Belki aşağı inmemiştir. Çok fazla düşünüyordum. Kişiliğine dayanarak, yeteneğini abartmayacak. Wang Teng kendi kendine düşündü.
“Yani yanardağ patlamıyordu. Bu iki yıldız canavarı yaramazlık mı yapıyordu?” iki yıldız canavarını işaret etti ve sordu.
“Doğru. Bu sönmüş yanardağ ‘canlanma’ belirtisi göstermiyor. Bu iki yıldız canavarı muhtemelen bu yanardağın dibindeki Ateş Gücü’nü karıştırarak yerin sallanmasına neden oldu.Tabii ki, yıldız canavarlarını zamanında durdurmamış olsaydık, yanardağın patlama ihtimali hala vardı, ” Ji Quan açıkladı.
Wang Teng başını salladı. Lin Chuhan’ı bulamadığı için gitmek istedi.
“Başka bir şey yoksa, önce ben gideceğim.”
“Beklemek!” diye bağırdı Ji Quan.
“Ha? Sorun ne?” Wang Teng bilinçsizce durdu.
“Bu yanardağ semenderini öldüren sendin. Gövdesindeki deri ve boynuzları silah yapmak için iyi malzemeler. Oldukça pahalılar. Hatta gövdesinde bir ateş elementi yıldız çekirdeği olma ihtimali bile var. Öyleyse, fiyat yükselecek. Dövüşçüler arasındaki kurallara göre, bu sizindir,” dedi Ji Quan.
“Gerçek savaş değerlendirmem sırasında onu öldürsem bile mi?” Wang Teng bu kuralı biliyordu. Ayrıca yıldız canavarlarının fiyatının mutasyona uğramış canavarlardan çok daha yüksek olduğunu biliyordu.
Ancak, gerçek savaş değerlendirmesinin ortasındaydı, bu yüzden isteksizce vazgeçmeyi seçti. Ji Quan’ın kendi başına yükseltmesini beklemiyordu.
“Yıldız canavarı sınavın bir parçası değil. Ayrıca, bize yardım etmeseydin, üçümüz muhtemelen şimdiye ölmüş olurduk. Bir yıldız canavarı fazla bir şey değil.”
Ji Quan gülümsedi ve yanıtladı.
Diğer iki dövüşçü başıyla onayladı. Onun sözleriyle anlaştılar.

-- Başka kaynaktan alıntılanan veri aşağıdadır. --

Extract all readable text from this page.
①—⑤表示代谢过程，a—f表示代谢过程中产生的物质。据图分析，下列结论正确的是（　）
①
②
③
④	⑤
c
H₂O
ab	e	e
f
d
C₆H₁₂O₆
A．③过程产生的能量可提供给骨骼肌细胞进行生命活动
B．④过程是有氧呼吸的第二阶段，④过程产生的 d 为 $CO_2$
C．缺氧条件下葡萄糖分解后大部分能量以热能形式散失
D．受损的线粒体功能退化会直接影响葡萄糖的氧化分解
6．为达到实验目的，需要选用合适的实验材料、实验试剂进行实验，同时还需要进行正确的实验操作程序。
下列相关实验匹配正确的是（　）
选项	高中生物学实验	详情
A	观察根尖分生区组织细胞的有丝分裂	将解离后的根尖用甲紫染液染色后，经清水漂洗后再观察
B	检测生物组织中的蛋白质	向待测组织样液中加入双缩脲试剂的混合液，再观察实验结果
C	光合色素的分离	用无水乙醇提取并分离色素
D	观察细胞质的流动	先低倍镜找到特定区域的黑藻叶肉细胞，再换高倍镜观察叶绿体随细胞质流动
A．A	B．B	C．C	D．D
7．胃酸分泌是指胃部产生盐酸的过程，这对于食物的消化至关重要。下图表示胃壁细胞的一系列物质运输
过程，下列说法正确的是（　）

Ayrıca, yüksek sesle söylemedikleri bir şey vardı. Önlerindeki genç adam sınava giriyordu. Böyle genç yaşta bir dövüş savaşçısı oldu. Önünde parlak ve umut verici bir gelecek vardı.
İyi izlenimini değiştirmek için bir yıldız canavarı kullanmak, kayıp değil, sadece kazançlar sağlıyordu.
Wang Teng başını salladı. Hiçbir şey söylemedi ve elindeki savaş kılıcını yanardağ semenderinin cesedine sapladı. Kılıcını hafifçe kaldırdı ve tümsekler ve oyuklarla dolu ateşli kırmızı yuvarlak şekilli bir nesne yuvarlandı.
“Yıldız çekirdeği!” Üç dövüş savaşçısı anında şaşkına döndü.
O kadar şanslı mıydı?
İçeride bir yıldız çekirdeği olma ihtimali olsa da, bu ihtimal yüksek değildi. Bazen ondan fazla yıldız canavarını öldürdükten sonra bile tek bir yıldız çekirdeği bulamayabilirler.
Ama Wang Teng’e bakın!
Bir yıldız canavarını öldürdü ve bir yıldız çekirdeği aldı. Bu ihtimal iğrençti!